SIMON SOHA, vit et travaille au Bénin. « Femme », huile sur toile
« Comme la parole qui sort de la bouche de l’homme », Simon SOHA organise son travail en deux temps et file la métaphore jusqu’à sa réalisation picturale. Cette parole en acte se matérialise par la réalisation d’une première toile, un tableau qu’il déchire alors de différentes manières. Simon SOHA réalise alors un second tableau, un fond qui représente pour lui le monde dans lequel nous vivons .Et les mots deviennent acte, patchwork qui constitue des « albums de vie » qu’il colle sur le fond de la seconde toile.
La base du travail de cet artiste béninois est la femme. Elle est l’alpha et l’oméga. L’origine et la finitude. Monde spirituel et physique. On ne peut que la symboliser par l’esprit, qui s’enrichit selon la démarche de chacun.Il aime toucher la matière, et ne se sert jamais de pinceaux, sauf pour la signature.

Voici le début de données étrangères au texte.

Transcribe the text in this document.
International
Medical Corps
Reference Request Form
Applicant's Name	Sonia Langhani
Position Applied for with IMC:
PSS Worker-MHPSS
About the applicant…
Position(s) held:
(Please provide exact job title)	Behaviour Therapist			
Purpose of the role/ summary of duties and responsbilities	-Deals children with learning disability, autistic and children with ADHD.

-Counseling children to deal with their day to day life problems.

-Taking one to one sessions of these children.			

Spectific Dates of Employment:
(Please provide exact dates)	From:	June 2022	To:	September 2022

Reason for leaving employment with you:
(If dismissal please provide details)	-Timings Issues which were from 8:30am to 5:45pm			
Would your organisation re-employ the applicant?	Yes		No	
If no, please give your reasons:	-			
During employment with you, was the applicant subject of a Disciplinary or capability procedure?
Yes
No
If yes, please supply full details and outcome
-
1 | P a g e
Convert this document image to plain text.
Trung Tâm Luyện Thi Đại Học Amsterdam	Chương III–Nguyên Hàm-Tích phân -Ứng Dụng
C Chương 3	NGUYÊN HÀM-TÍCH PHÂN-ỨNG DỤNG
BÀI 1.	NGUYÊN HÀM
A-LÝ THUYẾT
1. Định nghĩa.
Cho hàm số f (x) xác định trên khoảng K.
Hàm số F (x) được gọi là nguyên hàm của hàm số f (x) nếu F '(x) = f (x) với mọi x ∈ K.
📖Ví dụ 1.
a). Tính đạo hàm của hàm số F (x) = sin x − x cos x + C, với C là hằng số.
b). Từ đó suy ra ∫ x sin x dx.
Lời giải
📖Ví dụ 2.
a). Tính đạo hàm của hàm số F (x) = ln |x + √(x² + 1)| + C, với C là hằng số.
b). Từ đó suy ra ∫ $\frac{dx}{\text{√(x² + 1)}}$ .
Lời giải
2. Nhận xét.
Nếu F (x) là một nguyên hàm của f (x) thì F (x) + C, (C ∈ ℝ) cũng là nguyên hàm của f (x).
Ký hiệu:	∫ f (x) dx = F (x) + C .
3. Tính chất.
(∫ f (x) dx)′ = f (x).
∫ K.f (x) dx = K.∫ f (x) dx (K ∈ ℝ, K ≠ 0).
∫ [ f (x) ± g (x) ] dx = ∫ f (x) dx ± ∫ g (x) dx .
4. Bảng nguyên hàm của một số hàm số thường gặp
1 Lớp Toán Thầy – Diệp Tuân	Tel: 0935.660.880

« Le Temps » est une installation in situ, dont le point de départ est la volonté de l’artiste de changer le monde sans le rendre amer. Il s’agit d’un parcours initiatique, de la naissance à la renaissance en passant par la mort. Une date : 1960, date de l’indépendance des 14 pays qui constituaient l’Afrique francophone. Ces bouteilles à la mer, renferment l’esprit des teneurs de la démocratie, de ceux qui se sont battus pour la liberté de l’indépendance. Le temps propose un parcours de liberté et de fraternité entre les peuples aujourd’hui hélas encore séparés.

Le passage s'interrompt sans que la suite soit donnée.